COLORADO RIVER DAY
A Celebration of a Most Precious Resource
Saturday, July 25th is Colorado River Day marking the 94th anniversary of the Grand River being officially renamed the Colorado River in 1921. The Colorado River stretches for 1,450 miles from the central Rocky Mountains in the U.S. in a southwesterly direction across the Colorado Plateau to Lake Mead, before turning south into Mexico, emptying into the Gulf of California between Baja California and Sonora. Known for its dramatic canyons and whitewater rapids, the Colorado River is a vital source of water for agricultural and urban areas in seven U.S. and two Mexican states. The Greater Flagstaff Chamber of Commerce continues to work with corporate executives, water strategists and political leaders to share innovations, best practices and challenges on water conservation and sustainability to preserve the river.

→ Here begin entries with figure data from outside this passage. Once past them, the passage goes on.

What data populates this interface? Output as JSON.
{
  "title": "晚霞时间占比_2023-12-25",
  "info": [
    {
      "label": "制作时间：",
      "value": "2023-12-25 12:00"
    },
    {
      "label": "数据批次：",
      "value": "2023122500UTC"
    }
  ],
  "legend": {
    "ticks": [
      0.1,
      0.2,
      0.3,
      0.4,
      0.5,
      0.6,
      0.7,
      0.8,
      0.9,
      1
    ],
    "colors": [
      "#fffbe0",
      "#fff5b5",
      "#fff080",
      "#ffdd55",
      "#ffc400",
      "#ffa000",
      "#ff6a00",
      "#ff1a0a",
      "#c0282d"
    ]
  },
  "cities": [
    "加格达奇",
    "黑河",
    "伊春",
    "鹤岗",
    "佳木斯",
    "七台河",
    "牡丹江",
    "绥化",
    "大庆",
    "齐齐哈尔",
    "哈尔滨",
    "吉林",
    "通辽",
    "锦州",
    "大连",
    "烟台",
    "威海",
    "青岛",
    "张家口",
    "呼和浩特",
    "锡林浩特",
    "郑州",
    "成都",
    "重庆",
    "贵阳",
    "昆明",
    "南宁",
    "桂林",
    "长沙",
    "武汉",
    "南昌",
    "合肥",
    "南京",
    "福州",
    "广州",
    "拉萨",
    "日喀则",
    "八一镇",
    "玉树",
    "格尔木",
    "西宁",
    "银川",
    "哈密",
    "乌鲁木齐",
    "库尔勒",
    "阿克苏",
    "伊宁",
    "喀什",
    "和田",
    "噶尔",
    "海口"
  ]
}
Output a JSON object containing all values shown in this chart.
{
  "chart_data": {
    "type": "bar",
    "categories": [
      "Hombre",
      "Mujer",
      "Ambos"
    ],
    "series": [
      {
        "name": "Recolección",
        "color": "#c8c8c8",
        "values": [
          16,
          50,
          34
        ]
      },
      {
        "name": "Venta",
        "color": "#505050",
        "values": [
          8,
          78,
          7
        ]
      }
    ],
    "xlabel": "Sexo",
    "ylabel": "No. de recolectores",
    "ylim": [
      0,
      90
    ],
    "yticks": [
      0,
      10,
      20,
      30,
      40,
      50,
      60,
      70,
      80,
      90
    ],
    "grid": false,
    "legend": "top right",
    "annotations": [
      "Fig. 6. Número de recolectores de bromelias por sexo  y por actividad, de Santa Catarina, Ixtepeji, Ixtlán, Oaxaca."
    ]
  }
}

A large portion of Flagstaff’s economy revolves around the direct and indirect positive benefits our community receives from the Colorado River. People travel from all over the world to take their first or tenth trip down the Colorado and use Flagstaff as their base of operations. We have fifteen non-consumptive river running operators that generate $37.5 million annually into our local economy. Flagstaff outfitters pay $2.4 million a year in franchise fees to the National Park Service. The indirect positive economic value is realized in full hotels and restaurants as well as grocery, fuel and other outdoor recreation supply companies which are valued business members of the Greater Flagstaff Chamber.
According to one of our partner organizations Protect the Flows, (www.ProtectFlows.com) the Colorado River would be the 19th largest employer on the Fortune 500 and creates $10.4 Billion in annual earnings, salaries, and wages while supporting 234,000 jobs across Arizona, Colorado, Nevada, New Mexico, Utah, and Wyoming. A 2014 study from the W.P. Carey School of Business at Arizona State University estimated impact of Colorado River water loss for the entire Basin Region Economy to be at $1.4 Trillion.
This is a stark reminder of the importance of working together to find sustainable solutions in order to deal with the decade long drought while Lake Mead is at historic low levels. The enormous positives require us to be responsible stewards of this most precious resource.